Fales' best advice simply involves his story. He signed with Nevada out of high school in Salinas, Calif., but got stuck behind Colin Kaepernick. So Fales transferred to junior college, then to SJSU, where he completed an FBS-high 72.5 percent of his passes last year for 4,193 yards and 33 scores.

Perhaps a future spot in the first round of the NFL draft awaits.

The point? You don't need 20 scholarship offers to make it big.

"These guys are blowing up right now," Fales said. "There's a reason they're here, but they've got to keep that drive, that chip on their shoulder. I look at Tom Brady. He looks angry when he plays all the time.

"He looks like he has something to prove. You've always got to be hungry and get out here and compete."

Lee, the Georgia Tech quarterback and Class of 2011 recruit from Durham, N.C., reminds the younger players they're never far from the spotlight.

"You're a quarterback 24-7," Lee said. "That's what I tell young quarterbacks, which means you can't do what your peers do. Everything is going to be scrutinized. The team is constantly looking up to you for the answers."

Dilfer's program emphasizes much more than quarterback play.

"I will fail you miserably if I just make you a better quarterback," he told the high school players Friday night as the finals opened.

It's why, on Saturday, Dilfer and six-year NFL veteran QB Jordan Palmer introduced the quarterbacks to NEGU, a childhood cancer foundation named for Jessie Rees and her motto, "never ever give up." She died in 2012, 10 months after being diagnosed with a brain tumor.

The quarterbacks met her family and 10 pediatric cancer patients. The competition stopped.

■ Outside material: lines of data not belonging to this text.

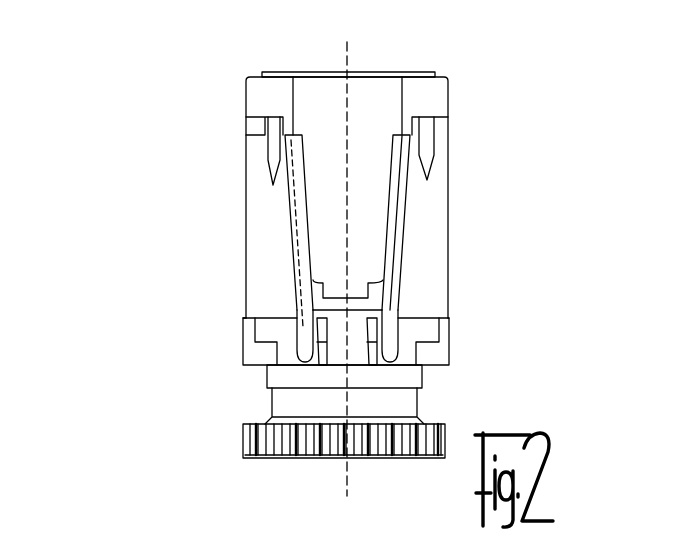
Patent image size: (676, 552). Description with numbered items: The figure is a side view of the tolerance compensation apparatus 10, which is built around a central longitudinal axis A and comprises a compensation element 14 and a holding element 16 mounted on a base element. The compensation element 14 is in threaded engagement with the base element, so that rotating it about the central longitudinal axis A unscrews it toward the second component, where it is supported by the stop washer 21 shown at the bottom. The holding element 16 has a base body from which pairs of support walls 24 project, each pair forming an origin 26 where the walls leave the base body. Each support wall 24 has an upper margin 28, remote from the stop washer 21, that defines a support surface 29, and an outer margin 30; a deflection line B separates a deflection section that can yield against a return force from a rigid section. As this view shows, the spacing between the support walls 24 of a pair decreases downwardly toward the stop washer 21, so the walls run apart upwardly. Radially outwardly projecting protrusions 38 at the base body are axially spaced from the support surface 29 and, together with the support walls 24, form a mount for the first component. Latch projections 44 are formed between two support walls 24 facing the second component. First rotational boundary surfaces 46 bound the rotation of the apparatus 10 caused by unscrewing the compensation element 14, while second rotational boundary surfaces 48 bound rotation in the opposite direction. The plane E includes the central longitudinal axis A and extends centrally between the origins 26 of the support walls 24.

The apparatus 10 is at (158, 232).
The compensation element 14 is at (419, 401).
The holding element 16 is at (449, 238).
The stop washer 21 is at (256, 444).
The support walls 24 is at (400, 202).
The origin 26 is at (392, 150).
The upper margin 28 is at (413, 135).
The support surface 29 is at (288, 134).
The outer margin 30 is at (396, 258).
The protrusions 38 is at (256, 95).
The latch projections 44 is at (335, 350).
The first rotational boundary surfaces 46 is at (285, 155).
The second rotational boundary surfaces 48 is at (247, 134).
The central longitudinal axis A is at (349, 52).
The deflection line B is at (300, 234).
The plane E is at (345, 493).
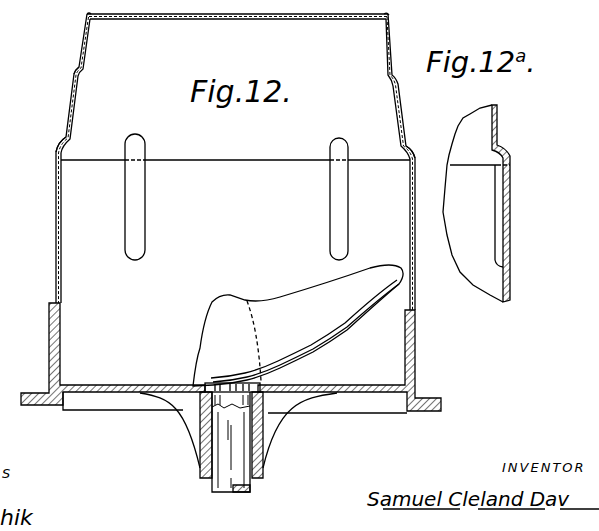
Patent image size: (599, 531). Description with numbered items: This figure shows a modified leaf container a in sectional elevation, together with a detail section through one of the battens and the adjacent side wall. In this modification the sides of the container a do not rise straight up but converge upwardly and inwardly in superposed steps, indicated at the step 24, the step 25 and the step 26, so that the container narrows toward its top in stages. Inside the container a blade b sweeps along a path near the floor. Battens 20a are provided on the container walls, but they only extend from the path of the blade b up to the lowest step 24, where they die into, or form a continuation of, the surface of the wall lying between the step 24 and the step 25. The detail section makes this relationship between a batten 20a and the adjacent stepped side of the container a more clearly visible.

In FIG. 12, the batten 20a is at (138, 210).
In FIG. 12A, the batten 20a is at (497, 213).
In FIG. 12, the step 24 is at (237, 144).
In FIG. 12, the step 25 is at (63, 74).
In FIG. 12, the step 26 is at (239, 17).
In FIG. 12, the leaf container a is at (231, 253).
In FIG. 12A, the leaf container a is at (476, 203).
In FIG. 12, the blade b is at (298, 325).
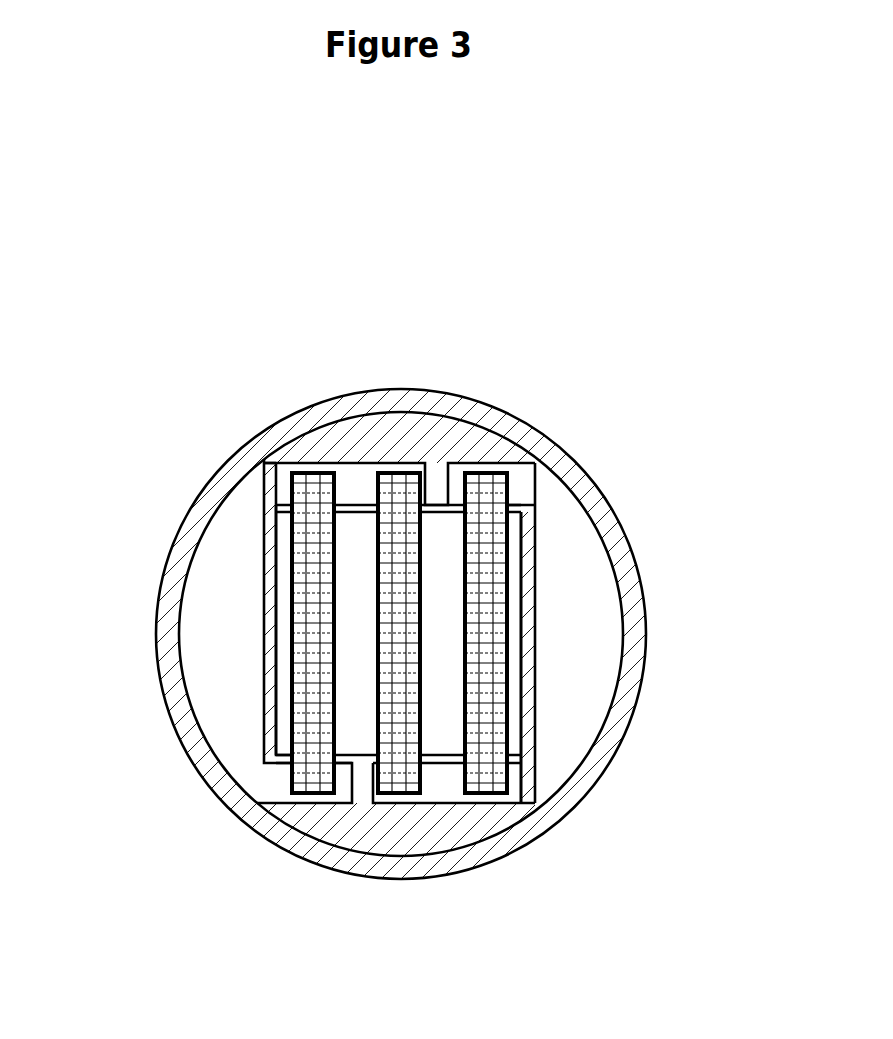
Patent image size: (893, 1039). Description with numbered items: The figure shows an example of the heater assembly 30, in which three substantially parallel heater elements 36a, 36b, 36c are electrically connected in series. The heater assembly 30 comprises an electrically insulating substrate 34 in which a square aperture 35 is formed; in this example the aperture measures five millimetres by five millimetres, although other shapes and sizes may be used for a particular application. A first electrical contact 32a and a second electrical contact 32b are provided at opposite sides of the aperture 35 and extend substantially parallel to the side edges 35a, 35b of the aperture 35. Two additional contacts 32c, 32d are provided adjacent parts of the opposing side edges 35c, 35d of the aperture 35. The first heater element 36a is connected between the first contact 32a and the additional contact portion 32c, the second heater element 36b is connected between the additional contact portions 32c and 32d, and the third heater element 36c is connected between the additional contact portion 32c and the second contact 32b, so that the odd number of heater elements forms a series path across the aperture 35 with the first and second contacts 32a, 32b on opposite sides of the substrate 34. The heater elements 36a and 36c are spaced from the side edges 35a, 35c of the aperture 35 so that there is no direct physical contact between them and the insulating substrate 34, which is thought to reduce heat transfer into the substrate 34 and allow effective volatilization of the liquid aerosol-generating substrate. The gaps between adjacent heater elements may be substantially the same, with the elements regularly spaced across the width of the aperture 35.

The heater assembly 30 is at (518, 248).
The first electrical contact 32a is at (214, 661).
The second electrical contact 32b is at (584, 572).
The additional contact portion 32c is at (381, 464).
The additional contact portion 32d is at (455, 804).
The electrically insulating substrate 34 is at (480, 416).
The aperture 35 is at (398, 637).
The side edge of the aperture 35a is at (277, 568).
The side edge of the aperture 35b is at (522, 665).
The side edge of the aperture 35c is at (432, 512).
The side edge of the aperture 35d is at (357, 755).
The first heater element 36a is at (301, 783).
The second heater element 36b is at (402, 783).
The third heater element 36c is at (491, 783).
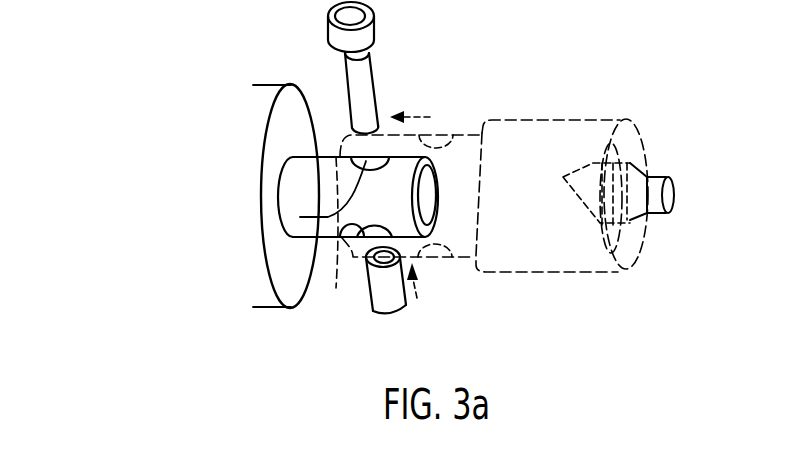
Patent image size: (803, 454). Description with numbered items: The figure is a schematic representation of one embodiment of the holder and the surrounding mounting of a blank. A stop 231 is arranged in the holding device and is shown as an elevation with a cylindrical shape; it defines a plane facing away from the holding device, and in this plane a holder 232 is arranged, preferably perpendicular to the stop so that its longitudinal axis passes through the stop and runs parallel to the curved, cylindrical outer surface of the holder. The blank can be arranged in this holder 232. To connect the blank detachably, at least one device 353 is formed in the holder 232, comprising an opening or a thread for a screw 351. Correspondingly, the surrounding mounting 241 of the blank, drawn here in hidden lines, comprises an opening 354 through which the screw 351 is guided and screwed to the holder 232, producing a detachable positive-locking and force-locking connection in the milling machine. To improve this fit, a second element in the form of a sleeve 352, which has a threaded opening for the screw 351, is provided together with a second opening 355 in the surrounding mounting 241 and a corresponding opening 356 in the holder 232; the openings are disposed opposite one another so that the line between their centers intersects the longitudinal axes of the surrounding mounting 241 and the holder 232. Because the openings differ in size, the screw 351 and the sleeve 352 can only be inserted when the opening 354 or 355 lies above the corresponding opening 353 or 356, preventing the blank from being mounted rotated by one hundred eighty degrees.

The stop 231 is at (290, 100).
The holder 232 is at (292, 182).
The surrounding mounting 241 is at (478, 272).
The screw 351 is at (378, 21).
The sleeve 352 is at (392, 308).
The device for establishing a detachable connection 353 is at (300, 217).
The opening 354 is at (437, 142).
The opening 355 is at (437, 258).
The opening 356 is at (337, 238).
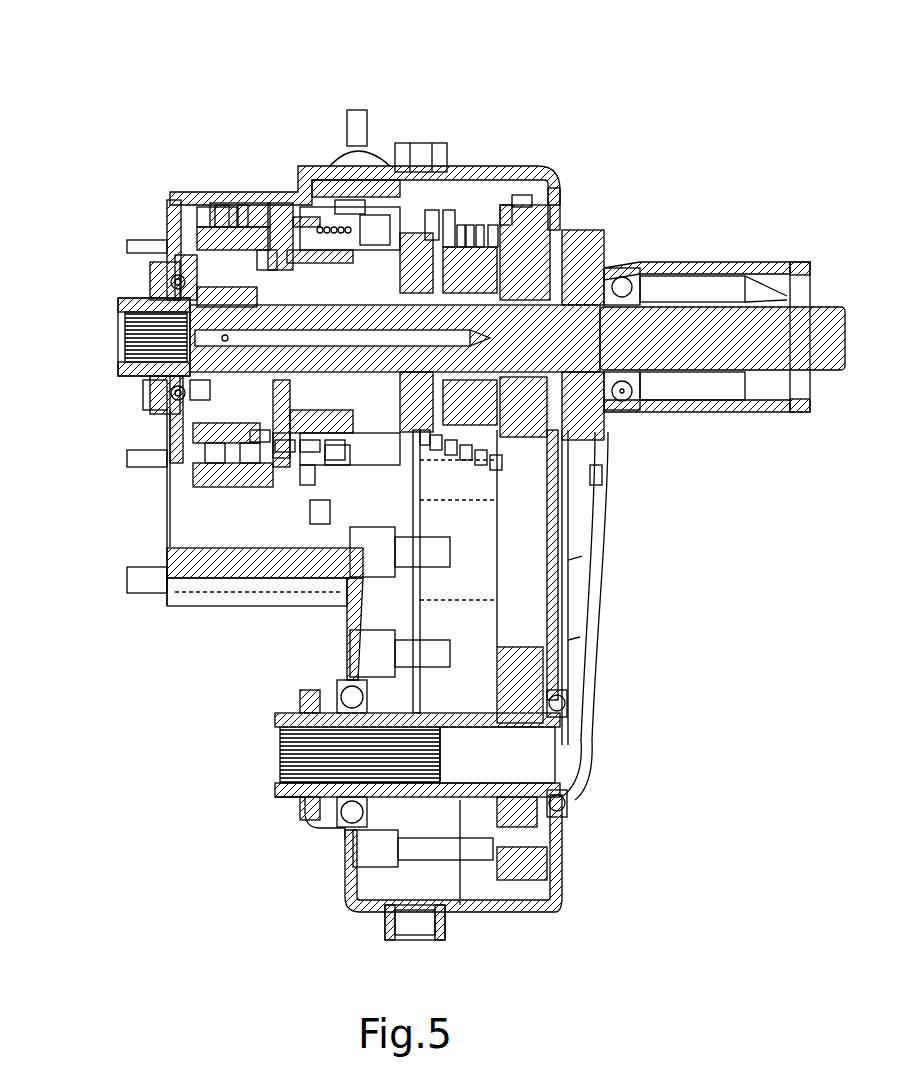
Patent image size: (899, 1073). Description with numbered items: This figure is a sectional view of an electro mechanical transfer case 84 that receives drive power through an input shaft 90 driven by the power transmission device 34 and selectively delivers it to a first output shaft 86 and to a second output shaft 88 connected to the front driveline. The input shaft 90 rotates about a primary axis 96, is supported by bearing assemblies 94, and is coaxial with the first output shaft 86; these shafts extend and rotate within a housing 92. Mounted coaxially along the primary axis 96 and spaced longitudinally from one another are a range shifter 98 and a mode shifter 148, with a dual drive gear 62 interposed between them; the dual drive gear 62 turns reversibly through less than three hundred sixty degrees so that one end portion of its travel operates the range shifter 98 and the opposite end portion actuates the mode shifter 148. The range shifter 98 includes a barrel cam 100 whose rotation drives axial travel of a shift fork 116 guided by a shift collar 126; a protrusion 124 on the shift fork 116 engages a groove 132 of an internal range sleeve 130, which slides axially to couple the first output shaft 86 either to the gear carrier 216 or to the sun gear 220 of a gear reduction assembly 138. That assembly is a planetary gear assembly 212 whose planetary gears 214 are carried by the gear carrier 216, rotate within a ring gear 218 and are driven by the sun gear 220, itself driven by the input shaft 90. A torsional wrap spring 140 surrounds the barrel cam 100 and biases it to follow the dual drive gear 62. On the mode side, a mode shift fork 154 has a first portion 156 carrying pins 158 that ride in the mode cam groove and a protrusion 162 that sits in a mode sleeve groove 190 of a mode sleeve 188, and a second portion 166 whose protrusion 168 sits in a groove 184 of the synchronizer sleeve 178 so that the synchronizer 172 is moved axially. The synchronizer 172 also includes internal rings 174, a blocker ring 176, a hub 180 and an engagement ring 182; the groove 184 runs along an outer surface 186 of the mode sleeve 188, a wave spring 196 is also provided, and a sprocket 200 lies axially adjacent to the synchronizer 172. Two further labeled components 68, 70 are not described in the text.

The power transmission device 34 is at (337, 465).
The dual drive gear 62 is at (350, 200).
The second clutch plate 68 is at (363, 222).
The clutch pack 70 is at (325, 213).
The electro mechanical transfer case 84 is at (628, 88).
The first output shaft 86 is at (200, 392).
The second output shaft 88 is at (540, 772).
The input shaft 90 is at (122, 306).
The housing 92 is at (535, 176).
The bearing assemblies 94 is at (150, 400).
The primary axis 96 is at (126, 352).
The range shifter 98 is at (282, 205).
The barrel cam 100 is at (285, 442).
The shift fork 116 is at (268, 250).
The protrusion 124 is at (306, 470).
The shift collar 126 is at (262, 432).
The internal range sleeve 130 is at (224, 205).
The groove 132 is at (246, 205).
The gear reduction assembly 138 is at (226, 212).
The torsional wrap spring 140 is at (318, 510).
The mode shifter 148 is at (471, 228).
The mode shift fork 154 is at (430, 213).
The first portion 156 is at (607, 433).
The first and second pin 158 is at (372, 178).
The protrusion 162 is at (392, 205).
The second portion 166 is at (481, 228).
The protrusion 168 is at (461, 228).
The synchronizer 172 is at (450, 215).
The internal rings 174 is at (492, 228).
The blocker ring 176 is at (506, 215).
The synchronizer sleeve 178 is at (495, 462).
The hub 180 is at (518, 200).
The engagement ring 182 is at (596, 472).
The groove 184 is at (480, 458).
The outer surface 186 is at (465, 452).
The mode sleeve 188 is at (435, 442).
The mode sleeve groove 190 is at (420, 437).
The wave spring 196 is at (450, 447).
The sprocket 200 is at (540, 258).
The planetary gear assembly 212 is at (330, 455).
The planetary gears 214 is at (290, 415).
The gear carrier 216 is at (250, 425).
The ring gear 218 is at (310, 440).
The sun gear 220 is at (215, 437).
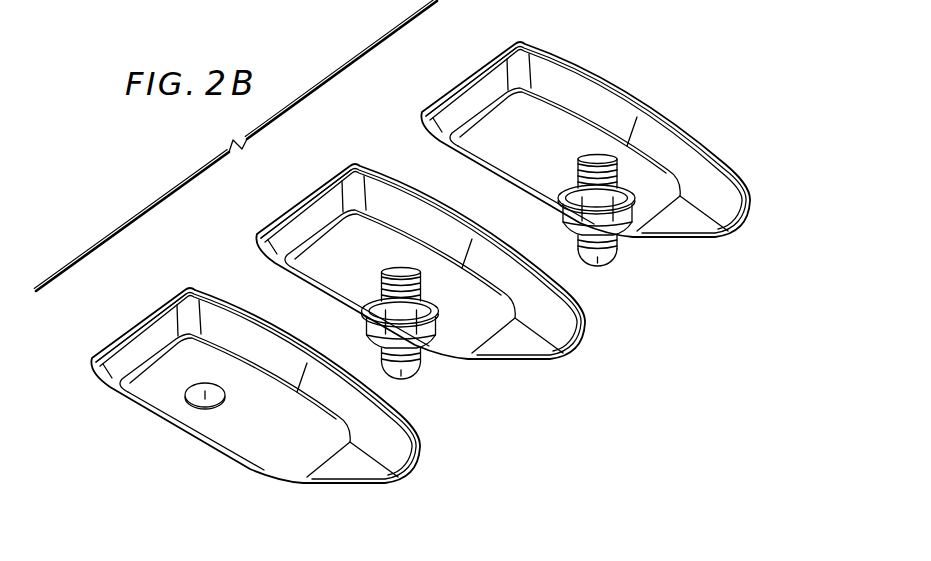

"They put a smile on my face just for showing up and being positive," Boyd said.

Watson took pause to appreciate his mother, Deann, who fought tongue cancer recently. She's cancer-free. The kids they met are not. Many won't get there.

"You can't take life for granted," Watson said. "We're out here, having fun, blessed to play football, but you never know when it's going to be your last play."

Some things, you can't learn from a counselor.